On death
My grandfather was signed up for hospice on Friday. It is not a surprise; it was a long time coming. He has been in decline for several years, with the last year being a sharp turn downward. My grandmother has been keeping him at home, determined to allow him to stay independent. I think she would have been much happier the last few years at a transitional living community. For such social creatures, they have become increasingly isolated. She did an abrupt about-face yesterday, letting the family know that they were moving as soon as a space became available.
I am not sad for him. His life has become one constrained by an ailing body. I am not sad for me. I have a lot of really wonderful memories of him. I am sad for my grandmother. They had a long, beautiful life together. They have been together for 72 years and married for over 65. I do ache for her and the ways in which her life is about to be set adrift. She only spent 13 years of her life without him. When someone has been your spouse and partner for that long, what must it be like to suddenly be without them? Your concept of yourself and your life is built in relation to this other person with whom you shared it. Who do you become when the buoy to which you have been anchored nearly your entire life is gone?

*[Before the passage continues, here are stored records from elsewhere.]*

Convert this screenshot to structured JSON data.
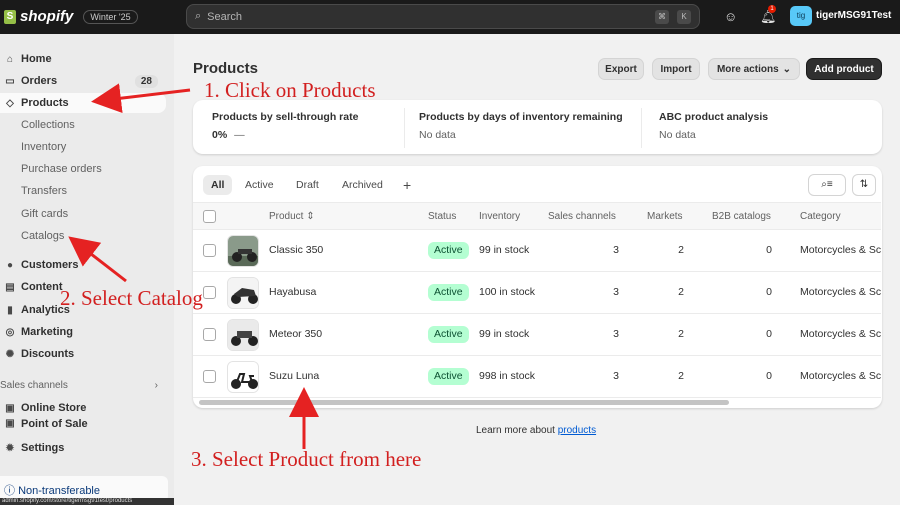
{
  "topbar": {
    "brand": "shopify",
    "version": "Winter '25",
    "search_placeholder": "Search",
    "shortcut_keys": [
      "⌘",
      "K"
    ],
    "notification_count": "1",
    "avatar_initials": "tig",
    "username": "tigerMSG91Test"
  },
  "sidebar": {
    "home": "Home",
    "orders": "Orders",
    "orders_count": "28",
    "products": "Products",
    "collections": "Collections",
    "inventory": "Inventory",
    "purchase_orders": "Purchase orders",
    "transfers": "Transfers",
    "gift_cards": "Gift cards",
    "catalogs": "Catalogs",
    "customers": "Customers",
    "content": "Content",
    "analytics": "Analytics",
    "marketing": "Marketing",
    "discounts": "Discounts",
    "sales_channels": "Sales channels",
    "online_store": "Online Store",
    "point_of_sale": "Point of Sale",
    "settings": "Settings",
    "non_transferable": "Non-transferable",
    "status_url": "admin.shopify.com/store/tigermsg91test/products"
  },
  "page": {
    "title": "Products",
    "export": "Export",
    "import": "Import",
    "more_actions": "More actions",
    "add_product": "Add product"
  },
  "metrics": [
    {
      "title": "Products by sell-through rate",
      "value": "0%",
      "sub": "—"
    },
    {
      "title": "Products by days of inventory remaining",
      "value": "No data"
    },
    {
      "title": "ABC product analysis",
      "value": "No data"
    }
  ],
  "tabs": [
    "All",
    "Active",
    "Draft",
    "Archived",
    "+"
  ],
  "columns": {
    "product": "Product",
    "status": "Status",
    "inventory": "Inventory",
    "sales_channels": "Sales channels",
    "markets": "Markets",
    "b2b": "B2B catalogs",
    "category": "Category"
  },
  "rows": [
    {
      "name": "Classic 350",
      "status": "Active",
      "inventory": "99 in stock",
      "channels": "3",
      "markets": "2",
      "b2b": "0",
      "category": "Motorcycles & Sc"
    },
    {
      "name": "Hayabusa",
      "status": "Active",
      "inventory": "100 in stock",
      "channels": "3",
      "markets": "2",
      "b2b": "0",
      "category": "Motorcycles & Sc"
    },
    {
      "name": "Meteor 350",
      "status": "Active",
      "inventory": "99 in stock",
      "channels": "3",
      "markets": "2",
      "b2b": "0",
      "category": "Motorcycles & Sc"
    },
    {
      "name": "Suzu Luna",
      "status": "Active",
      "inventory": "998 in stock",
      "channels": "3",
      "markets": "2",
      "b2b": "0",
      "category": "Motorcycles & Sc"
    }
  ],
  "learn_more": {
    "prefix": "Learn more about ",
    "link": "products"
  },
  "annotations": {
    "step1": "1. Click on Products",
    "step2": "2. Select Catalog",
    "step3": "3. Select Product from here",
    "color": "#d21f1f"
  }
}
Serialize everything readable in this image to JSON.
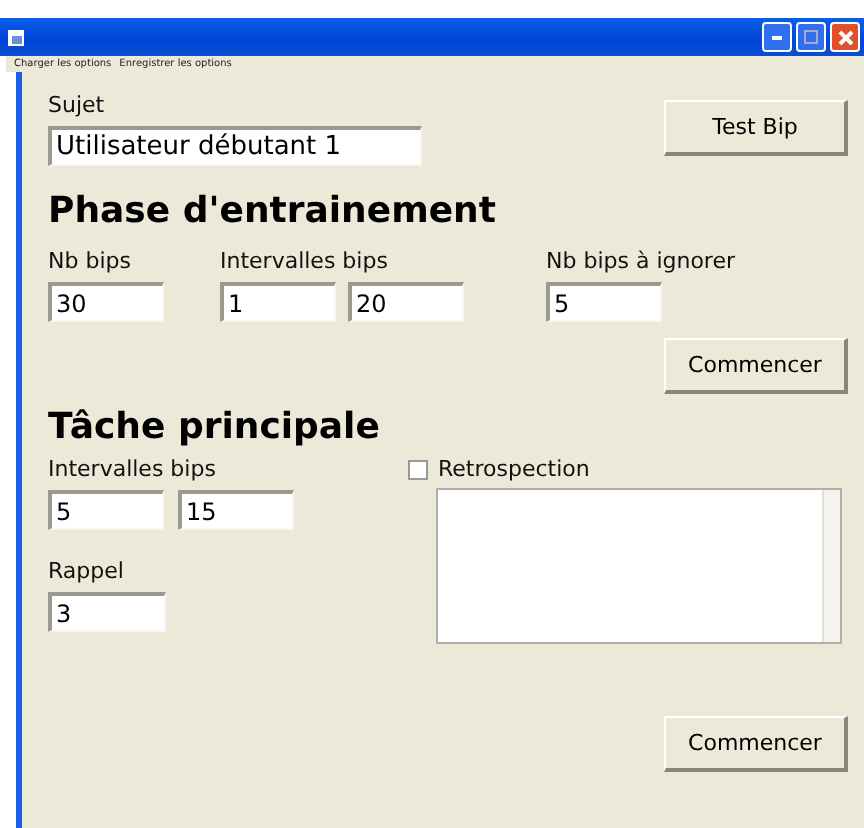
{
  "menu": [
    "Charger les options",
    "Enregistrer les options"
  ],
  "subject": {
    "label": "Sujet",
    "value": "Utilisateur débutant 1"
  },
  "test_button": "Test Bip",
  "training": {
    "title": "Phase d'entrainement",
    "nb_bips": {
      "label": "Nb bips",
      "value": "30"
    },
    "intervals": {
      "label": "Intervalles bips",
      "values": [
        "1",
        "20"
      ]
    },
    "ignore": {
      "label": "Nb bips à ignorer",
      "value": "5"
    },
    "start_button": "Commencer"
  },
  "main_task": {
    "title": "Tâche principale",
    "intervals": {
      "label": "Intervalles bips",
      "values": [
        "5",
        "15"
      ]
    },
    "recall": {
      "label": "Rappel",
      "value": "3"
    },
    "retrospection": {
      "label": "Retrospection",
      "checked": false
    },
    "start_button": "Commencer"
  }
}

I am not struggling with his impending death. There is no tragedy in death at an old age after a life well lived. When we mourn loss through death, we mourn numerous losses, all inextricably entwined. We wonder what our lives will be like without them. How our life might be changed if we had done or said any number of things differently. We mourn the loss of opportunity and the ways in which our lives will never quite be the same. We define ourselves in relation to others in our lives. Without them, our self concept changes, at least a little. You’ve heard it said in movies and books, perhaps even in real life: “I don’t know how to exist in a world in which they don’t.” In death, we cease to be the narrators of our own lives, becoming just characters in the life stories of others. The people we lose become more or less than the flawed human beings that they were. They lose the grey complexities that made them vibrant individuals. They become black or white, villains or heroes; symbols of our own perceived inadequacies and insecurities. The telling of the events of their lives, and their roles in ours, become colored by our own memories, tinted by our emotions and our perception of ourselves. The stores we tell ourselves can cause them to become giants or fade to translucence in our memories; and they are not here to contradict us or give us cause to doubt the roles we are casting them in. Grief is entirely the affair of the living.
I am sad, but through this lens, what I am truly struggling with is the sense of impermanence in my own life. A person can be alive, and then, suddenly not. This life that took up so much space is over. When I got married, I thought it would be forever. My life for the last seven years was molded around the central tenet that my life was tied to C. The dreams, plans, and general understanding of what my life would look like, all grew with that as their bedrock. The concept of it not mattering what you do, but who you do it with, held true. The ending of my marriage may be a type of liberation, but it is also an unmooring from the core of my life that I held as inviolable. I am set adrift. The thing that I held as permanent in my life, is actually not. With that being true, it throws everything else that I held to be self-evident into question. It dissolves the images in my head of what the future might look like, like the rain washing away Burt’s magical chalk pictures on the sidewalk in Mary Poppins. I am scribbling away, sketching out new alternatives, but they seem so ephemeral, smoke wafted this way and that into the vague shape of an image. I am at a loss.